Fermentation of fructooligosaccharides (FOS) and other oligosaccharides has been suggested to be an important property for the selection of bacterial strains used as probiotics. However, little information is available on FOS transport and metabolism by lactic acid bacteria and other probiotic bacteria. The objectives of this research were to identify and characterize the FOS transport system of Lactobacillus paracasei 1195. Radiolabeled FOS was synthesized enzymatically from [(3)H]sucrose and purified by column and thin-layer chromatography, yielding three main products: glucose (G) alpha-1,2 linked to two, three, or four fructose (F) units (GF(2), GF(3), and GF(4), respectively).

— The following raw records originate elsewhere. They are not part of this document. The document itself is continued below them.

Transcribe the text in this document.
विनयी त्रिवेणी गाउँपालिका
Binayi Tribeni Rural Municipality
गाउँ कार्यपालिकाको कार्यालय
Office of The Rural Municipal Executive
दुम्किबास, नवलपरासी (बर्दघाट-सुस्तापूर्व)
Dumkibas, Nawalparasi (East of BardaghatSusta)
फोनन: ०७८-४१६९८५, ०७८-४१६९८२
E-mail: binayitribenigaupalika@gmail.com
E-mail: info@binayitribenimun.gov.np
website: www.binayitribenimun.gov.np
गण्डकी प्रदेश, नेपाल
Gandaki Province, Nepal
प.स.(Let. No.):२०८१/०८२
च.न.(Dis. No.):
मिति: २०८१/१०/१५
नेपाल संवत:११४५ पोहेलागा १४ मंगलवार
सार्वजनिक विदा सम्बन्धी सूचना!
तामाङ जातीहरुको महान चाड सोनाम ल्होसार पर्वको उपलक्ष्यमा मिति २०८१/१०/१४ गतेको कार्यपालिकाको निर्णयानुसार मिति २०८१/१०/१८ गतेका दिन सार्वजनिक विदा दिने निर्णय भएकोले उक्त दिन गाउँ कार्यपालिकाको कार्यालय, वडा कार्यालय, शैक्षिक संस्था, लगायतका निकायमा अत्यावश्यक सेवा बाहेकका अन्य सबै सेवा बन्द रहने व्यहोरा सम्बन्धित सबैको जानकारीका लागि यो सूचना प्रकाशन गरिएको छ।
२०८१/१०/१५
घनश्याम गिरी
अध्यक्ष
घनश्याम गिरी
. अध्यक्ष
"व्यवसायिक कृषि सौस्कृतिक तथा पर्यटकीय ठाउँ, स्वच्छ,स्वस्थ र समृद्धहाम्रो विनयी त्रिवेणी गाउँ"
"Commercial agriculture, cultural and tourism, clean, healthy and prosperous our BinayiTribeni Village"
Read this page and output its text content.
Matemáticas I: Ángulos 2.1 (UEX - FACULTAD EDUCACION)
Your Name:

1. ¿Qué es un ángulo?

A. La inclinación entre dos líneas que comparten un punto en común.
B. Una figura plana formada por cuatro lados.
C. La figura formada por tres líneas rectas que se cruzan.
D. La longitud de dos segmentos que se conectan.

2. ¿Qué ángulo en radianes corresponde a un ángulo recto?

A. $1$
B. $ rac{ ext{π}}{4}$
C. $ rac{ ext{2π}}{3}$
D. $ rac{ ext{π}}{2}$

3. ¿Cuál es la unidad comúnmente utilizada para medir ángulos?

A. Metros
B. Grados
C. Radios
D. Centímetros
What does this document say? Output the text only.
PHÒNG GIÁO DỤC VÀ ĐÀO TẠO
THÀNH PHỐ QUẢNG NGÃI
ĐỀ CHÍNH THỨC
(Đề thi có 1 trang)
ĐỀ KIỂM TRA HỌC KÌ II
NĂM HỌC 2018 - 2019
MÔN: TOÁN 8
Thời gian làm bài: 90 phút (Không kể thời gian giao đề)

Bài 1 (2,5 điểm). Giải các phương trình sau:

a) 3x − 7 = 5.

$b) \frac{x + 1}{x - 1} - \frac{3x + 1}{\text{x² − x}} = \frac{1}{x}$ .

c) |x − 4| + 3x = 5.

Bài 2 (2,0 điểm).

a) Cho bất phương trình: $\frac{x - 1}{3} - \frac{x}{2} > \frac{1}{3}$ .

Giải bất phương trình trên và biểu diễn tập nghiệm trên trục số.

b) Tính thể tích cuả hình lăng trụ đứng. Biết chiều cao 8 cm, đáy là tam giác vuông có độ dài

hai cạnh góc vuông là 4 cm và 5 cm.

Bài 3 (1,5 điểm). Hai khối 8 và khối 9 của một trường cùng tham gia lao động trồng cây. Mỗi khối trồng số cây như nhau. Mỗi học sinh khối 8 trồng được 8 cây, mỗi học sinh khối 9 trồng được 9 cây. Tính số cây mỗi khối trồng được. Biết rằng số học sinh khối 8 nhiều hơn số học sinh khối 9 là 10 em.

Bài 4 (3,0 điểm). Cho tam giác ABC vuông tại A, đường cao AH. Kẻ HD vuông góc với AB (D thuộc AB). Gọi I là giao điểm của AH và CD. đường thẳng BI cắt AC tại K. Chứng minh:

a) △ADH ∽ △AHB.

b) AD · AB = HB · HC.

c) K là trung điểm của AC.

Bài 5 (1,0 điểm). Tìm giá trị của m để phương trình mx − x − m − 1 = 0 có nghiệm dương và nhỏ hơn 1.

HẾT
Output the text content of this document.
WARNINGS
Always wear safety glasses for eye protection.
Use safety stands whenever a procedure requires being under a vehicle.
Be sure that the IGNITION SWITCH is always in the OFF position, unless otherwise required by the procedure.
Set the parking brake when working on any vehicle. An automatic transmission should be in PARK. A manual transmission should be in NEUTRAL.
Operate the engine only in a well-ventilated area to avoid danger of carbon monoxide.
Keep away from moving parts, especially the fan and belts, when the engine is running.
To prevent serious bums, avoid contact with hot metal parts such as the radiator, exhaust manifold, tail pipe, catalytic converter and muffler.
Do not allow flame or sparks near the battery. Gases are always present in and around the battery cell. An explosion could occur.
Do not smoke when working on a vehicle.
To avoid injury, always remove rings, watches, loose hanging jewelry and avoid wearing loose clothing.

FOS hydrolysis activity was detected only in cell extracts prepared from FOS- or sucrose-grown cells and was absent in cell supernatants, indicating that transport must precede hydrolysis. FOS transport assays revealed that the uptake of GF(2) and GF(3) was rapid, whereas little GF(4) uptake occurred. Competition experiments showed that glucose, fructose, and sucrose reduced FOS uptake but that other mono-, di-, and trisaccharides were less inhibitory. When cells were treated with sodium fluoride, iodoacetic acid, or other metabolic inhibitors, FOS transport rates were reduced by up to 60%; however, ionophores that abolished the proton motive force only slightly decreased FOS transport. In contrast, uptake was inhibited by ortho-vanadate, an inhibitor of ATP-binding cassette transport systems. De-energized cells had low intracellular ATP concentrations and had a reduced capacity to accumulate FOS. These results suggest that FOS transport in L. paracasei 1195 is mediated by an ATP-dependent transport system having specificity for a narrow range of substrates.

FIG. 1.

FOS transport by L. paracasei 1195. Log-phase cells grown in MRS broth containing FOS (▪), sucrose (□), glucose (▴), or fructose (•) were harvested, washed twice, and resuspended in potassium phosphate buffer. The reactions were started by the addition of 1 mM [³H]FOS.

FIG. 2.

Inhibition of FOS transport by competitive sugars in L. paracasei 1195. Experiments were performed as described in the text. The control FOS uptake rate was 101 nmol per min per mg (dry weight) of cells.

FIG. 3.

Effect of vanadate on FOS uptake by arginine-energized cells of L. paracasei 1195. Cells were grown in MRS broth supplemented with 50 mM l-arginine to induce enzymes of the arginine deiminase pathway. Cells were harvested, washed, and de-energized by incubation with 2-deoxyglucose for 40 min at 37°C (▪). A portion of the cells were then energized with 50 mM arginine either with (•) or without (▴) 5 mM vanadate. Uptake assays were started by the addition of 1 mM [³H]FOS.